Baarlijk
Aanspreekbaar, waarover het op blz. 1 en 2 van deze jaargang even ging, blijkt in de geneeskundige praktijk ondubbelzinnig en gebruikelijk te zijn. Met de vraag: ‘Is meneer X aanspreekbaar?’, deelt de heer H.A.A.R. Knap mee, ‘bedoelt men of de patiënt reageert op het noemen van zijn naam, vragen beantwoordt, al is het maar door schudden of knikken van of met het hoofd.’ Volgens prof. dr. F.C. Maatje is in de neurologische en psychiatrische sfeer de eerste betekenis uit Koenen toepasselijk: ‘toegankelijk (voor een gesprek)’. ‘Als een patiënt niet aanspreekbaar is of zijn aanspreekbaarheid gering moet worden geacht,’ gaat dr. Maatje verder, ‘heeft dat uiteraard gevolgen voor zijn behandeling. Bepaalde therapieën, nl. die waarvoor overleg met hem moet voorafgegaan, kunnen dan niet worden toegepast.’ Men denke b.v. aan zwaar hersenletsel na een ongeval.
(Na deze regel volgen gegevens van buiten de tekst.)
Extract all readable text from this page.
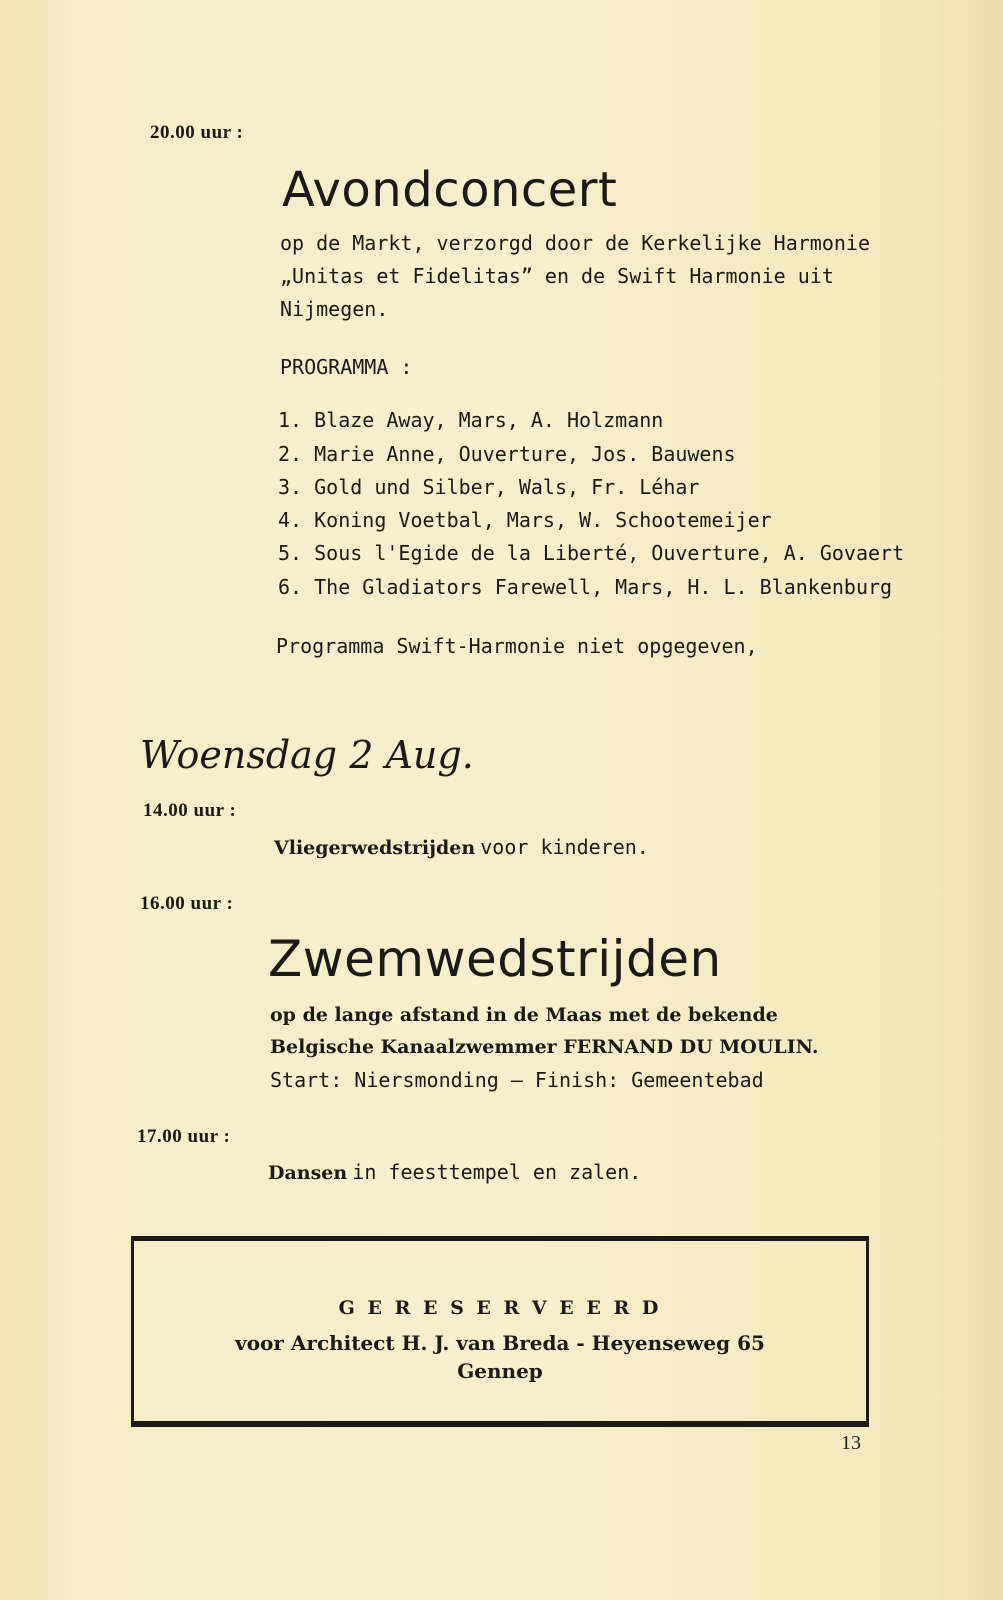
20.00 uur :
Avondconcert
op de Markt, verzorgd door de Kerkelijke Harmonie
„Unitas et Fidelitas” en de Swift Harmonie uit
Nijmegen.
PROGRAMMA :
1. Blaze Away, Mars, A. Holzmann
2. Marie Anne, Ouverture, Jos. Bauwens
3. Gold und Silber, Wals, Fr. Léhar
4. Koning Voetbal, Mars, W. Schootemeijer
5. Sous l'Egide de la Liberté, Ouverture, A. Govaert
6. The Gladiators Farewell, Mars, H. L. Blankenburg
Programma Swift-Harmonie niet opgegeven,
Woensdag 2 Aug.
14.00 uur :
Vliegerwedstrijden voor kinderen.
16.00 uur :
Zwemwedstrijden
op de lange afstand in de Maas met de bekende
Belgische Kanaalzwemmer FERNAND DU MOULIN.
Start: Niersmonding — Finish: Gemeentebad
17.00 uur :
Dansen in feesttempel en zalen.
G E R E S E R V E E R D
voor Architect H. J. van Breda - Heyenseweg 65
Gennep
13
Blijkbaar hebben de eskulapen zich aan de normale, ‘passieve’ funktie van het achtervoegsel -baar gehouden: aanspreekbaar betekent bij hen: ‘met succes toegesproken kunnende worden.’ Ik moet bekennen dat de tweede betekenis die Koenen in zijn 27ste druk geeft en die ik bij een neerlandica aantrof, me nogal bevreemdt.
De dubbele, lijdend-bedrijvende funktie van achtervoegsels is evenwel een bekend verschijnsel. De laatste tijd kon men van tijd tot tijd het (ondubbelzinnige) woord gijzelaar verkeerd gebruikt zien; martelaar zou dezelfde moeilijkheid kunnen opleveren. In ons blad is meermalen aandacht gevraagd voor formaties als lachertje, weggevertje, afleggers. De redakteuren van het WNT (nota bene) noemen de samenstellingen en afleidingen, die na de behandeling van een woord worden opgesomd, opnoemers. De uitgang -er kan dus zowel het lijdend voorwerp als het onderwerp aangeven van de handeling, genoemd door het grondwoord. Die dubbelzinnigheid deelt, onder de adjektiefuitgangen, -baar met -lijk. In ouderwetse taal kan begeerlijk ook begerig betekenen en men zegt wel: ‘Wees nou niet zo onbegrijpelijk’ tegen iemand die niet begrijpen kan of wil.
Een nadenkertje: ‘Hij heeft een benijdbare vrouw.’ Op wie is men afgunstig, op hem of op haar? Neerlandici zullen hierbij denken aan het meningsverschil over de versregel uit Vondels troostgedicht aan professor Vossius: ‘Beny uw soon den hemel niet,’ maar dat is toch nog een andere kwestie.
C.A.Z.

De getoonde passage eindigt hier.